Background: Major depressive disorder is one of the most common causes of disability in people of the world, so it has imposed a heavy burden on society in terms of medicine and the economy. One of the important and valuable biomarkers in identifying major depressive disorder is the FKBP5 and SLC6A4 genes in depressed patients. Objectives: This study aimed to evaluate the sensitivity and specificity of FKBP5 and SLC6A4 genetic markers in distinguishing major depressive disorder (MDD) patients from healthy controls (HCs) and the responses to cognitive behavioral therapy (CBT) and fluoxetine therapy. Methods: Forty patients diagnosed with MDD based on the diagnostic and statistical manual of mental disorders, fifth edition (DSM-V) criteria and 44 HCs were included in our study from patients of private clinics and Zare Hospital Sari from January 2022 to March 2022. Sampling was carried out from MDD patients and HCs. The patients were randomly assigned to CBT or fluoxetine therapy groups using a randomization block method.
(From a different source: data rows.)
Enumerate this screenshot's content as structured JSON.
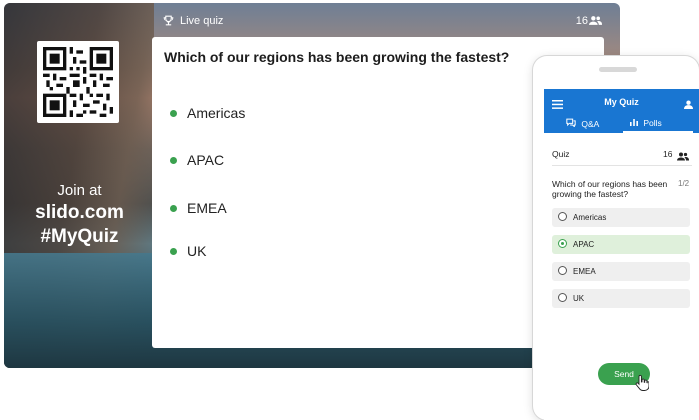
{
  "slide": {
    "live_label": "Live quiz",
    "participants": "16",
    "join": {
      "line1": "Join at",
      "line2": "slido.com",
      "line3": "#MyQuiz"
    },
    "question": "Which of our regions has been growing the fastest?",
    "options": [
      "Americas",
      "APAC",
      "EMEA",
      "UK"
    ],
    "accent": "#3aa14f"
  },
  "phone": {
    "app_title": "My Quiz",
    "tabs": {
      "qa": "Q&A",
      "polls": "Polls"
    },
    "quiz_label": "Quiz",
    "participants": "16",
    "question": "Which of our regions has been growing the fastest?",
    "pager": "1/2",
    "options": [
      "Americas",
      "APAC",
      "EMEA",
      "UK"
    ],
    "selected_option": "APAC",
    "send_label": "Send",
    "brand_color": "#1976d2"
  },
  "icons": [
    "trophy-icon",
    "people-icon",
    "menu-icon",
    "user-icon",
    "chat-icon",
    "bar-chart-icon",
    "radio-icon",
    "hand-cursor-icon",
    "qr-code"
  ]
}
The CBT group (12 weeks/one session per week/90 minutes per session), the fluoxetine therapy group (3 months/20 mg daily/weekly follow-up), and relative gene expression alterations were calculated using the quantitative reverse transcription polymerase chain reaction (qRT-PCR) technique. Results: The receiver operating characteristic (ROC) curve analysis showed that FKBP5 [area under the curve (AUC) = 0.724, standard error = 0.054, P < 0.001] and SLC6A4 (AUC = 0.661, standard error = 0.092, P = 0.036) genes have acceptable sensitivity and accuracy in identifying MDD from HCs. After the therapeutic intervention, a significant decrease in the Beck Depression Inventory-II (BDI-II) scores was observed in both groups (CBT group, P < 0.001, fluoxetine group, P < 0.001). Comparing before and after treatment in the CBT group, a significant decrease in FKBP5 (P < 0.001) and SLC6A4 (P < 0.001) gene expression were observed. In the fluoxetine group, SLC6A4 (P = 0.44) gene expression did not show any significant changes, but FKBP5 (P < 0.001) gene expression decreased. Conclusions: The present study showed that the FKBP5 and SLC6A4 genes are appropriate biomarkers for distinguishing MDD patients from HCs and treatment response. However, more research is required to identify biomarkers in distinguishing MDD patients from HCs and treatment response.